Vier Brauereinnen des Hofbräuhaus Freising haben mit dem Schürzenjäger ein Bier auf den Markt gebracht, mit dem sie beweisen wollen, das auch Frauen Bier und vor allem Craftbeer können. Sie nennen sich Dirndl Bräu und stilistisch handelt es sich beim Schürzenjäger um ein Lagerbier, welches eine mit 4 speziellen Aromasorten gehopft wird und sich deutlich von gewöhnlichen vertretern dises Bierstils unterscheiden soll. Bei den 4 Hopfensorten handelt es sich um Tradition, Mandarina Bavaria, Callista und Citra. Der Alkoholgehalt liegt bei 5,1%.

Zur Optik: Ein naturtrübes, bernsteinfarbenes Bier. Es hat einen ganz ordentlichen weißen Schaum.

Zum Geruch: Ein das im Geruch doch zunächst getreidig riecht. Dazu kommen beerige Noten.

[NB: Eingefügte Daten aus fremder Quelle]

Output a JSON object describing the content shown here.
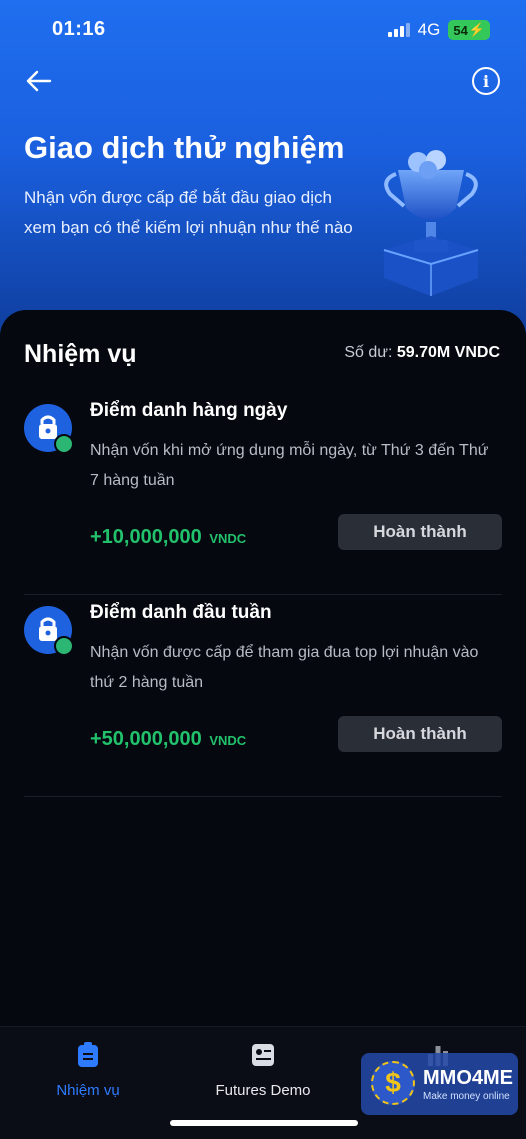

Zum Geschmack: Im ersten Eindruck ist es ein Bier, welches zugleich röstig, aber auch fruchtig ist. Es geht ganz klar in den beerigen Bereich mit Noten die an Johanissbeere und Waldbeere erinern. Im Abgang hat es aber dann durchaus auch eine herbe Kante, die mit röstigen Malznoten ergänzt wird. Dazu kommen aber auch noten von Zitrus und Mandarine. Auch gegen Ende bleibt dieser Eindruck bestehen, jedoch wird es eher unausgewogen und die einzelen Komponenten passen nicht mehr ganz so gut zusammen.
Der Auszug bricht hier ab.